I've only to pick up a news paper and I seem to see ghosts gliding between the lines.2

Written between August 1919 and April 1920, Mary Rose, J. M. Barrie's last great success in the theater, depicts the supernatural abduction of a young mother. At its beginning, a Great War veteran's return visit to his abandoned childhood home is interrupted by what Barrie calls "crafty work," through which the soldier "becomes indistinct and fades from sight" and is replaced by flashback visions chronicling three significant moments in the life of his mother, Mary Rose: her engagement to seaman Simon Blake, her mid-1890s disappearance from an island in the Outer Hebrides, and her return to her family a quarter century later.3 The final act returns to where it began for her ghostly reunion with her estranged son, after which she vanishes mysteriously through the window and out of the stage picture altogether. In his 1922 book entitled J. M. Barrie and the Theatre, H. M. Walbrook described the sensation Mary Rose created during its initial run of more than a year at the Haymarket Theatre:

Discussion raged round it in the correspondence columns of newspapers; the theories of its meaning were as numerous as they were strange, and people wrote impassioned letters to the author, begging him to "explain himself." For months the purport of the play was as lively and as general a theme of controversy round the dinner tables of London as the policy of Mr. Lloyd George; and when the play toured the United States it left a similar trail of heated speculation in its wake.4

Considering the general bewilderment that greeted Mary Rose, its extraordinary popularity is surprising as is the frenzied scramble of [End Page 205] cogitation Barrie's elusive eponymous figure engendered. Soon after the play's spring premiere, the Bookman was flooded with entries to its fall prize competition that encouraged readers to submit brief essays outlining their interpretations of Mary Rose. "Have you seen Mary Rose?" one begins: "What does he mean by it? One hears the question on all sides. And what does he mean by it?" Another shares that "many of us have seen it several times, and most of us come away still more puzzled, feeling we cannot rest till we have discovered the author's inner meaning."5 Alexander Woollcott cautioned that people make Mary Rose "even more [baffling] when they try, with earnestness and profundity, to detect medicinal values in what is negligible sugar coating."6 Nonetheless, a large majority of Bookman finalists moralized, supplying tired aphorisms about eternity, mortality, and the possibilities of human connection.
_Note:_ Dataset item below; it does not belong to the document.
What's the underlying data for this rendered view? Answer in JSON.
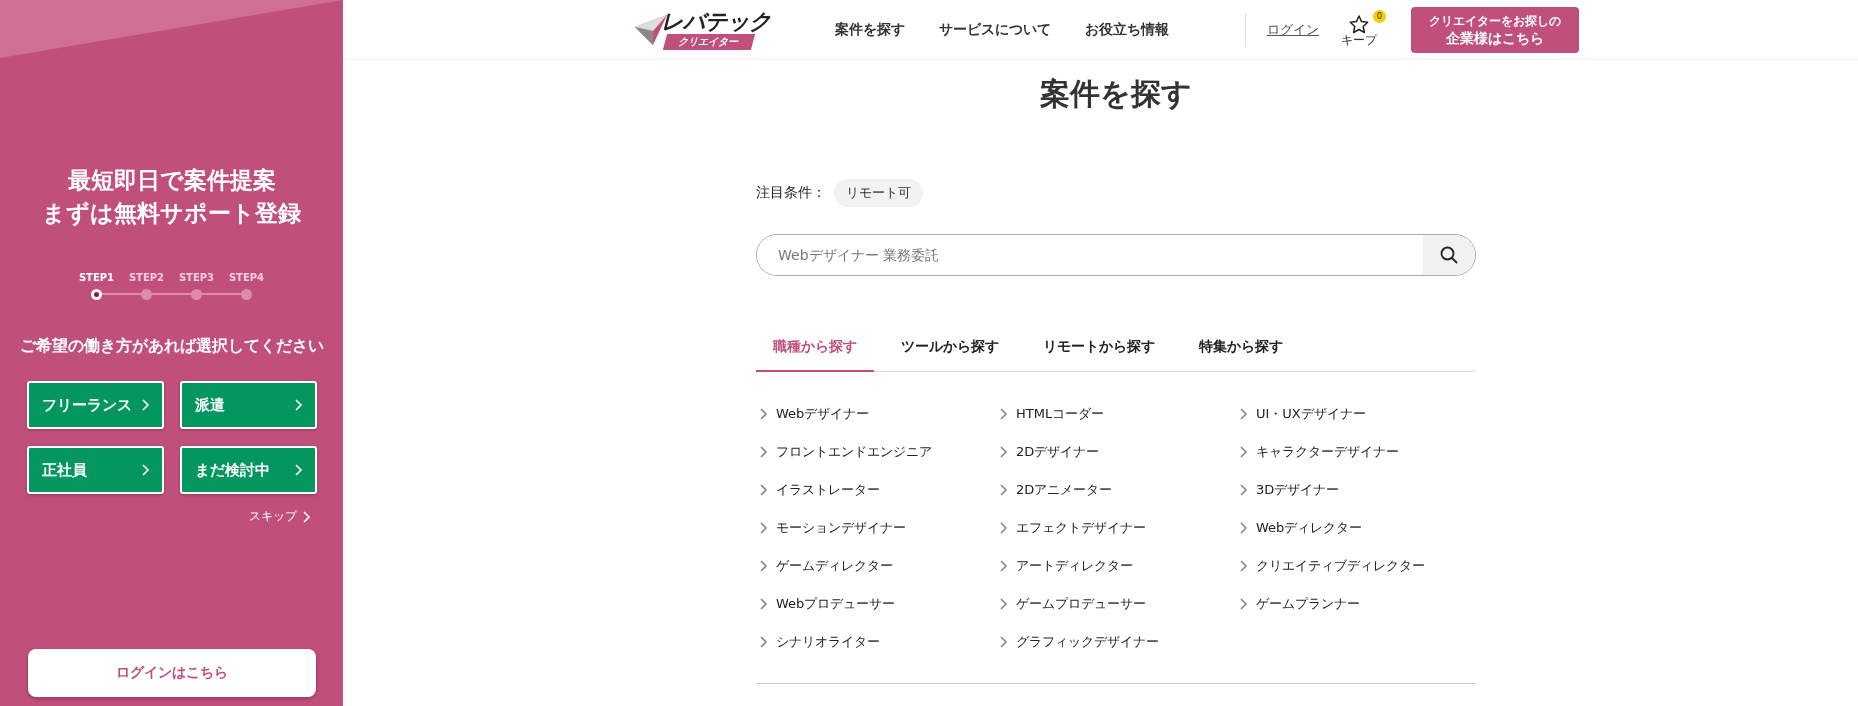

Ultimately, though, Mary Rose remained a perpetually receding lure as none of these prospective maxims sufficed, and the anxious compulsion to explain persisted. As one entrant describes it: "Meanings and lessons are still being attributed to Mary Rose, and the British public ... congratulates itself with each fresh discovery. [Yet] the echo of the author's laugh mocks them as the wail 'Mary Rose' haunts them, and they know they have not convinced themselves."7 The play was puckishly mesmerizing, tantalizing its patrons with what scholar Patrick Braybrooke called in 1924 "indefinite longing."8

Just as the Bookman finalists were being announced, the Times correspondent reported on the American premiere of Mary Rose, writing that the December 1920 performance "left the dramatic world of New York moved but mystified [and that] there is much speculation among [the critics] as to what it was all about. Enigmatical, inexplicable, a fantasy stretched thin, are some of the descriptions applied by the critics writing a few moments after the fall of the curtain. One delicately suggests that the distinguished author himself is not certain of his own purpose."9 In essence, it was a rerun of the reaction of reviewers to the English production six months earlier. While praising Fay Compton...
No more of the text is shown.